Driverless cars may cut traffic jams, not insurance premiums

Bloomberg

It turns out robots need insurance too. As driverless vehicles reduce car ownership in coming years, insurers may not face the Armageddon that had been predicted, new research shows.
“We do not expect revenues for auto insurance companies to experience a sudden decline as a result of autonomous vehicles,” Alejandro Zamorano, an analyst at Bloomberg New Energy Finance, said. “Instead we expect a gradual shift in the type of auto insurance products as well as new revenue sources for insurance companies.”
That assessment contrasts with previous dire predictions for the industry. A Morgan Stanley report in 2016, entitled “Are Auto Insurers on the Road to Nowhere,” estimated the business could contract by as much as 80 percent by 2040. But as a handful of fatal accidents involving autonomous vehicles has made clear in recent years, insurance coverage will probably evolve, not disappear.

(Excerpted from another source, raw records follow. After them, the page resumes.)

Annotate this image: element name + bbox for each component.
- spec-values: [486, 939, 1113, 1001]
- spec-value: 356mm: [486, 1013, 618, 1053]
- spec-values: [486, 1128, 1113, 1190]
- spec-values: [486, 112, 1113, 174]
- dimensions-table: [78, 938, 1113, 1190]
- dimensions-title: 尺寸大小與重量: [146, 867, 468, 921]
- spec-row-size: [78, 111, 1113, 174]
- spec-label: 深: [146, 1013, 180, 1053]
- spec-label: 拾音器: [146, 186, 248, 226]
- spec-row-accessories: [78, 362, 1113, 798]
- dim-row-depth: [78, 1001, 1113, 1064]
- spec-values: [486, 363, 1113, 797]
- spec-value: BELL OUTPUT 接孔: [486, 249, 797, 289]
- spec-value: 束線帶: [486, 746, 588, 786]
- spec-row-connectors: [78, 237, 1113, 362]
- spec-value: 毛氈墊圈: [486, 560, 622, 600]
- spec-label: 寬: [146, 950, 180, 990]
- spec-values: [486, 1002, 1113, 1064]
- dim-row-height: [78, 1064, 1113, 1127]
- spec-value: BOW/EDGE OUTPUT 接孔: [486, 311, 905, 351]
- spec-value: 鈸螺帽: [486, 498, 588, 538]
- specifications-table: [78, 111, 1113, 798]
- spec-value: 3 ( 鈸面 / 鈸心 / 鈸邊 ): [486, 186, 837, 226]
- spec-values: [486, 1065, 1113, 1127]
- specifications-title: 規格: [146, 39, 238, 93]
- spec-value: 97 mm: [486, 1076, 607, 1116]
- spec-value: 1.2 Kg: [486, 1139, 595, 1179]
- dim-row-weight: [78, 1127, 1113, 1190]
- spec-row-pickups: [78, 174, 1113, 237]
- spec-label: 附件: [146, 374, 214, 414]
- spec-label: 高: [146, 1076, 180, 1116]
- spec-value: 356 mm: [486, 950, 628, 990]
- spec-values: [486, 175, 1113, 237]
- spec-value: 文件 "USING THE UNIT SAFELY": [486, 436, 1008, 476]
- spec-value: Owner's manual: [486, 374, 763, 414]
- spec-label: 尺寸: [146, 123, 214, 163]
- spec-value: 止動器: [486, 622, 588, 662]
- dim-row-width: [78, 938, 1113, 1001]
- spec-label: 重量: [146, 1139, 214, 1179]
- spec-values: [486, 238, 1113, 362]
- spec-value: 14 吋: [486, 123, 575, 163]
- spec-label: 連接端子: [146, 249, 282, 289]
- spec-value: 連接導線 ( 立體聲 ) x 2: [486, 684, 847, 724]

One thing that will change is who pays for the policy, according to BNEF. Rather than individual drivers, manufacturers and technologies companies will be more likely to need coverage, and that shift could be a boon for insurers that are quickest to adapt.
Even if autonomous driving makes the roads safer, accidents that do occur could cost a lot more, by damaging expensive sensors, for example.